Melodie Winawer creates a compelling adventure with time travel back to medieval Italy in The Scribe of Siena – history, romance and art mingle with an historic mystery.
Beatrice, a neurosurgeon from New York City inherits a thirteenth century mansion when her brother, a medieval scholar dies suddenly in Siena, Italy. Soon after she arrives to settle her brother’s estate, she discovers the journal of the fourteenth century artist, Gabriel Accorsi in her brother’s research paper, and finds her own face in one of his paintings. Suddenly, she is mysteriously transported to Siena in the year 1347, months before the Bubonic Plague is about to eradicate the city.
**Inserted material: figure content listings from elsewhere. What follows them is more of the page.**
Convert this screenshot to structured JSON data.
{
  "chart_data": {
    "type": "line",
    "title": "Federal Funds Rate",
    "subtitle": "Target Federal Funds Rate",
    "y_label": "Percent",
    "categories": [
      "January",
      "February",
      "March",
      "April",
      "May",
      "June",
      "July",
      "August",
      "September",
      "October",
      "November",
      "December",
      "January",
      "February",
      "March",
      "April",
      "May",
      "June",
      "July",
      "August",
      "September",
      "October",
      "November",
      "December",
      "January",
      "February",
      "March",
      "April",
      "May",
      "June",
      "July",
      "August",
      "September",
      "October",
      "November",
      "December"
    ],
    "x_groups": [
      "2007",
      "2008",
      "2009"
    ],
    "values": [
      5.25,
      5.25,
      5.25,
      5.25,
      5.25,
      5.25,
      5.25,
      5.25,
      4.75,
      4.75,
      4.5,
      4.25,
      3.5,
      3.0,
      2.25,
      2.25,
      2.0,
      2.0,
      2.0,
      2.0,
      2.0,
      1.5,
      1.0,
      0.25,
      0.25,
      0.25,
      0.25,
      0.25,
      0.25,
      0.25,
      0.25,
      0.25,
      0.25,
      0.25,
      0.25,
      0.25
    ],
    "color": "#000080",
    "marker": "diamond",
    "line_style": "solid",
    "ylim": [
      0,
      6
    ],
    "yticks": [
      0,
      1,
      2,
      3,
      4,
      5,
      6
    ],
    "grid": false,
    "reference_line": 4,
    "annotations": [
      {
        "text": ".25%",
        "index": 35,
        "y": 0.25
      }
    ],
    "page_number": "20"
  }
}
Yes, there is romance; yes, the heroine knows more than she can tell; and yes, the parallel between worlds is conveniently accommodated with much of the fourteenth’s century’s inconveniences sublimated. Yet, despite the trite plot underpinnings, Winawer manages to create a captivating tale full of well-researched historical trappings. Most of the story takes place in fourteenth century Italy when medieval life was primitive, with Church and art providing respite from the misery of everyday life. Italian paintings from the Middle Ages were darkly mystical, and Winawer uses this artistic mysticism as the conduit between the modern world and a mysterious 700 year old conspiracy to destroy the city of Siena. Political intrigue with the Medici family offers a sinister subplot, threatening Accorsi’s life as well as the possible extinction of Siena’s population.
When Beatrice meets Accorsi, of course she falls in love, but her new medieval life also offers her a chance to reinvent herself as she works as the city’s scribe, creating contracts, recording lists, even writing a copy of Dante on parchment. Winawer creates a strong character – a brilliant neurosurgeon clearly in charge of herself but also with empathy for her patients – who manages to maneuver the unexpected difficulties of her new environment. Although Beatrice does conveniently revisit the present in time to be saved from the Plague by modern antibiotics, clearly her heart is in the fourteenth century where she eventually finds a new life.
If you are missing the swashbuckling adventure and time travel back to another century of Diane Gabalon (Outlander) or Deborah Harness (Discovery of Witches), try Melodie Winawer’s The Scribe of Siena.